– Он оставил записку, – сказал Фибес, – на столе в столовой.
«Своим поступком я надеюсь избавить от затруднительного положения семью, рейх и фюрера. Хайль Гитлер! Да здравствует Германия! Вильгельм Штукарт».
– Шантаж?
– Вероятно.
– Кто обнаружил трупы?
– Тут самое интересное. – Фибес выплевывал слова, словно яд. – Американская журналистка.
Ее заявление было в папке. Шарлет Мэгуайр, 25 лет, берлинский корреспондент американского информационного агентства «Уорлд юропиен фичерз».
– Настоящая сучка. Завизжала о своих правах, как только её доставили в полицию. Права! – Фибес отхлебнул солидный глоток шнапса. – Вот дерьмо, теперь, думаю, нам придется быть любезными с американцами, верно?
Марш записал её адрес. Кроме нее, в качестве свидетеля был допрошен лишь швейцар дома, где жил Штукарт. Американка утверждала, что видела на лестнице двух мужчин непосредственно перед тем, как обнаружила трупы, но швейцар настаивал на том, что там никого не было.
Марш вдруг поднял голову. Фибес вскочил на ноги.
– Что там?
– Ничего. Показалось, что за дверью какая-то тень.
– Черт возьми, это место… – Фибес распахнул дверь с матовым стеклом и внимательно посмотрел в оба конца коридора. Пока он находился спиной к Маршу, тот отколол от обложки конверт и положил в карман.
– Никого нет. – Он захлопнул дверь. – Ты начинаешь трусить, Марш.
– Слишком богатое воображение – мое проклятие.
Он закрыл папку и встал.
Фибес, прищурившись, раскачивался взад и вперед.
– Не хочешь забрать с собой? Разве ты не работаешь вместе с гестапо по этому делу?
– Нет, у меня отдельное дело.
– Ох! – Он тяжело опустился на стул. – Когда ты сказал «государственная тайна», я подумал… А, ладно. С рук долой. Слава Богу, гестапо взяло его к себе. Обергруппенфюрер Глобус. Ты, должно быть, слыхал о нем? Головорез, это верно, но он разберется.
В справочном бюро на Александерплатц был адрес Лютера. Согласно данным полиции, он все ещё жил в Далеме. Марш закурил и набрал номер телефона. Телефон долго не отвечал – где-то в городе унылым эхом отдавались звонки. Он уже было собирался положить трубку, когда ответил женский голос:
– Да?
– Фрау Лютер?
– Да. – Голос звучал более молодо, чем он ожидал. Правда, осипший, словно женщина дома плакала.
– Меня зовут Ксавьер Марш. Я следователь берлинской криминальной полиции. Могу я поговорить с вашим мужем?
– Извините… Я не понимаю. Если вы из полиции, то наверняка знаете…
– Знаю? Что я знаю?
– Что его нет. Он пропал в воскресенье.
Она заплакала.
– Мне очень жаль. – Марш положил сигарету на край пепельницы.
Боже милостивый, ещё один.
– Он сказал, что едет по делам в Мюнхен и вернется в понедельник. – Она высморкалась. – Но я обо всем этом уже говорила. Вы наверняка знаете, что этим делом занимаются на самом высоком уровне. Что?..

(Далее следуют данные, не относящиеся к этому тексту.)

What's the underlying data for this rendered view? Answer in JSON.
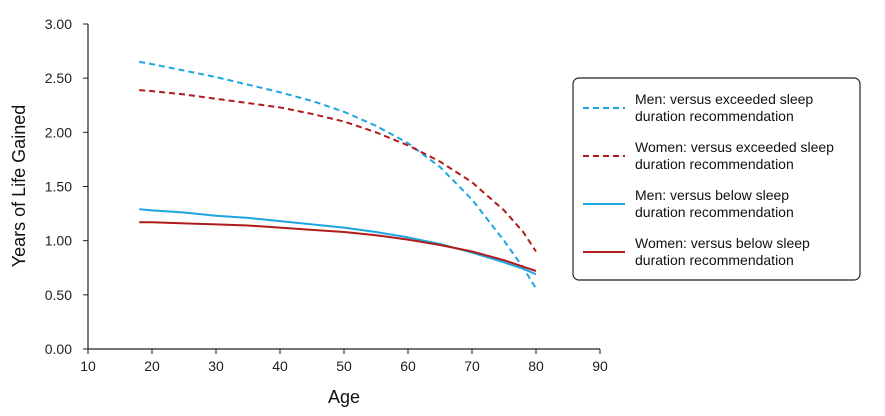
{
  "chart_data": {
    "type": "line",
    "xlabel": "Age",
    "ylabel": "Years of Life Gained",
    "xlim": [
      10,
      90
    ],
    "ylim": [
      0.0,
      3.0
    ],
    "xticks": [
      "10",
      "20",
      "30",
      "40",
      "50",
      "60",
      "70",
      "80",
      "90"
    ],
    "yticks": [
      "0.00",
      "0.50",
      "1.00",
      "1.50",
      "2.00",
      "2.50",
      "3.00"
    ],
    "grid": false,
    "legend_position": "right",
    "series": [
      {
        "name": "Men: versus exceeded sleep duration recommendation",
        "legend_lines": [
          "Men: versus exceeded sleep",
          "duration recommendation"
        ],
        "color": "#1ca6df",
        "dash": "dashed",
        "x": [
          18,
          20,
          25,
          30,
          35,
          40,
          45,
          50,
          55,
          60,
          65,
          70,
          75,
          78,
          80
        ],
        "y": [
          2.65,
          2.63,
          2.57,
          2.51,
          2.44,
          2.37,
          2.29,
          2.19,
          2.06,
          1.9,
          1.68,
          1.38,
          1.0,
          0.75,
          0.56
        ]
      },
      {
        "name": "Women: versus exceeded sleep duration recommendation",
        "legend_lines": [
          "Women: versus exceeded sleep",
          "duration recommendation"
        ],
        "color": "#b01c1c",
        "dash": "dashed",
        "x": [
          18,
          20,
          25,
          30,
          35,
          40,
          45,
          50,
          55,
          60,
          65,
          70,
          75,
          78,
          80
        ],
        "y": [
          2.39,
          2.38,
          2.35,
          2.31,
          2.27,
          2.23,
          2.17,
          2.1,
          2.0,
          1.88,
          1.73,
          1.54,
          1.28,
          1.08,
          0.9
        ]
      },
      {
        "name": "Men: versus below sleep duration recommendation",
        "legend_lines": [
          "Men: versus below sleep",
          "duration recommendation"
        ],
        "color": "#1ca6df",
        "dash": "solid",
        "x": [
          18,
          20,
          25,
          30,
          35,
          40,
          45,
          50,
          55,
          60,
          65,
          70,
          75,
          78,
          80
        ],
        "y": [
          1.29,
          1.28,
          1.26,
          1.23,
          1.21,
          1.18,
          1.15,
          1.12,
          1.08,
          1.03,
          0.97,
          0.89,
          0.8,
          0.74,
          0.69
        ]
      },
      {
        "name": "Women: versus below sleep duration recommendation",
        "legend_lines": [
          "Women: versus below sleep",
          "duration recommendation"
        ],
        "color": "#b01c1c",
        "dash": "solid",
        "x": [
          18,
          20,
          25,
          30,
          35,
          40,
          45,
          50,
          55,
          60,
          65,
          70,
          75,
          78,
          80
        ],
        "y": [
          1.17,
          1.17,
          1.16,
          1.15,
          1.14,
          1.12,
          1.1,
          1.08,
          1.05,
          1.01,
          0.96,
          0.9,
          0.82,
          0.76,
          0.72
        ]
      }
    ]
  }
}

Она замолчала на полуслове. На том конце слышался разговор. Резкий мужской голос о чем-то спрашивал. Марш не мог разобрать, что она ответила, потом фрау Лютер снова взяла трубку:
– Тут у меня обергруппенфюрер Глобоцник. Он хотел бы с вами поговорить. Как, вы сказали, вас зовут?
Марш положил трубку.
Уходя, он думал о звонке к Булеру в то утро. Голос пожилого человека:
– Булер? Отвечай же. Кто это?
– Друг.
Щелчок.
7
Бюловштрассе, улица примерно с километр длиною, проходит с запада на восток через один из самых оживленных районов Берлина неподалеку от Готенландского вокзала. Американка проживала в многоквартирном доме.
Дом был менее ухоженным, чем ожидал Марш: в пять этажей, с темными от накопившихся за сотню лет выхлопных газов, усеянными птичьим пометом стенами. У подъезда на тротуаре сидел пьяный, провожая поворотом головы каждого прохожего. На противоположной стороне улицы проходила надземная часть городской железной дороги. Когда он ставил машину, от станции «Бюловштрассе» отходил поезд, из-под колес его красных с желтым вагонов сыпались голубовато-белые искры, отчетливо видимые в сгущающихся сумерках.
Квартира была на четвертом этаже. Журналистки не было дома. «Генри, – извещала приколотая к двери записка на английском языке, – я в баре на Потсдамерштрассе. Целую, Шарли».